Le 12 juin, soleil partout, police nulle part
Tout l’après-midi, les forces de l’ordre se sont tenues à bonne distance du cortège contre l’extrême droite.
dans l’hebdo N° 1658 Acheter ce numéro
C ela faisait longtemps ! » Par cette belle journée ensoleillée, beaucoup de citoyen·nes, en joie, souvent en musique, ont défilé le 12 juin dans quelque 150 villes de France, entre slogans antifascistes et drapeaux de multiples organisations. La remarque sus-citée est de Danièle Obono, ceinte de son écharpe tricolore de députée (insoumise) des quartiers populaires du nord de Paris, qui, croisée en fin de parcours, a ajouté : « On avait presque oublié, après tout ce temps, qu’on pouvait manifester, normalement, en famille et dans le calme : quand les CRS ne sont pas là, au contact, sans “nasser” les gens, tout se passe bien. Sans provocation ni violence… Une évidence démocratique, en somme ! »
Car il est vrai que durant tout l’après-midi, les forces de l’ordre se sont tenues à bonne distance du cortège, des canons à eau jusqu’aux unités de voltigeurs motorisés remises en service récemment sous le nom de BRAV (« Brigades de répression de l’action violente »), qui avaient plutôt jusqu’ici l’habitude de foncer au plus près des défilés, de façon intimidante sinon provocatrice…
Comment expliquer cette ambiance apaisée, tout comme dans la plupart des villes françaises – en dehors de quelques rares incidents à Nantes, où, semble-t-il, le préfet n’avait, lui, pas changé de stratégie de « maintien » de l’ordre ? Sans doute, son collègue parisien Lallement et son supérieur Darmanin avaient-ils pris la mesure de l’enjeu politique de faire charger une manifestation « contre les idées d’extrême droite » ? Peut-être, surtout, que le vent du boulet (judiciaire) avait sifflé jusqu’à leurs frêles (sinon quasi sourdes) oreilles, du fait de l’arrêt du Conseil d’État qui avait, la veille, censuré une bonne part du récent « nouveau schéma de maintien de l’ordre », fierté du ministre de droite ?

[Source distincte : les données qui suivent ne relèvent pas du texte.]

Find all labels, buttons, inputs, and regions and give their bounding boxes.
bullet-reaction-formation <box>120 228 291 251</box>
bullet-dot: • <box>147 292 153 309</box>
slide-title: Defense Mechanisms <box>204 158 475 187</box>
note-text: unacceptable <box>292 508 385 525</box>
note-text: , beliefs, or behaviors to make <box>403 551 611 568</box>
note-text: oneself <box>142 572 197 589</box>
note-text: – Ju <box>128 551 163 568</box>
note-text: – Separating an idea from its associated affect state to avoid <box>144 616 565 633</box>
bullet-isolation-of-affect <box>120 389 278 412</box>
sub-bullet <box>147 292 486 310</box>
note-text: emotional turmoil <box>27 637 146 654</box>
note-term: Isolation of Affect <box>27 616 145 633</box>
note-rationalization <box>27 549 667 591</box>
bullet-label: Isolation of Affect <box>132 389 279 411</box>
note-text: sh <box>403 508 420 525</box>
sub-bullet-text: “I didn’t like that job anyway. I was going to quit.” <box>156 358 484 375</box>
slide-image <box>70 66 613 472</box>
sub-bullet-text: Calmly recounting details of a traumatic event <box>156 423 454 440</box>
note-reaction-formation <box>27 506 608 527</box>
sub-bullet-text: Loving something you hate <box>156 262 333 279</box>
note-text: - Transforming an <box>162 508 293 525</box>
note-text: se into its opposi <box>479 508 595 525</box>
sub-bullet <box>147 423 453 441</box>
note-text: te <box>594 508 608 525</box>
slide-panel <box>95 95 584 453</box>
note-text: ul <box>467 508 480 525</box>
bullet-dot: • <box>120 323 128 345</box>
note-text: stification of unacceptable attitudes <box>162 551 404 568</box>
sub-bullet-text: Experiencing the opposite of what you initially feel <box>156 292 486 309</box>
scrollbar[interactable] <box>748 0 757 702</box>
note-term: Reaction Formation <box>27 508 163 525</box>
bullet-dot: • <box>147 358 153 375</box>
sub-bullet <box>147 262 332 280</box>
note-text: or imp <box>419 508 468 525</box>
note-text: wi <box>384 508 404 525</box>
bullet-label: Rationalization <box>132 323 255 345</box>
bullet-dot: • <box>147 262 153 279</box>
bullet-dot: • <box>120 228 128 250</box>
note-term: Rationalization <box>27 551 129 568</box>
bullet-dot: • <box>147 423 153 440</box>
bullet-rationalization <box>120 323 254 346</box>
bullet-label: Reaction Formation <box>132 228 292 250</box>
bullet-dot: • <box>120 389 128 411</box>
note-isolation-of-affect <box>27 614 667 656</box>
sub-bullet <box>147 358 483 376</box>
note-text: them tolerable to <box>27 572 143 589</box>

La plus haute juridiction administrative a en effet censuré, jeudi 10 juin, sur plusieurs points fondamentaux, ce texte (inique) de la place Beauvau principalement pour… « excès de pouvoir » ! Considérant, en particulier, « illégale » la technique dite de la « nasse » (encercler les manifestants) car « susceptible d’affecter significativement la liberté de manifester, et d’en dissuader l’exercice ». Mais encore, « illégale » l’obligation qui voulait être imposée aux journalistes « d’obéir aux ordres de dispersion » ou, mieux, d’être « accrédités par les autorités » lors de manifestations, mesures « susceptibles de porter atteinte de manière disproportionnée à la liberté de la presse ». En somme, une belle veste pour Darmanin ! Tout comme l’affluence, à travers toute la France, de tou·tes ces citoyen·nes pacifiques mobilisé·es contre les actuels relents nauséabonds du fascisme version 2021.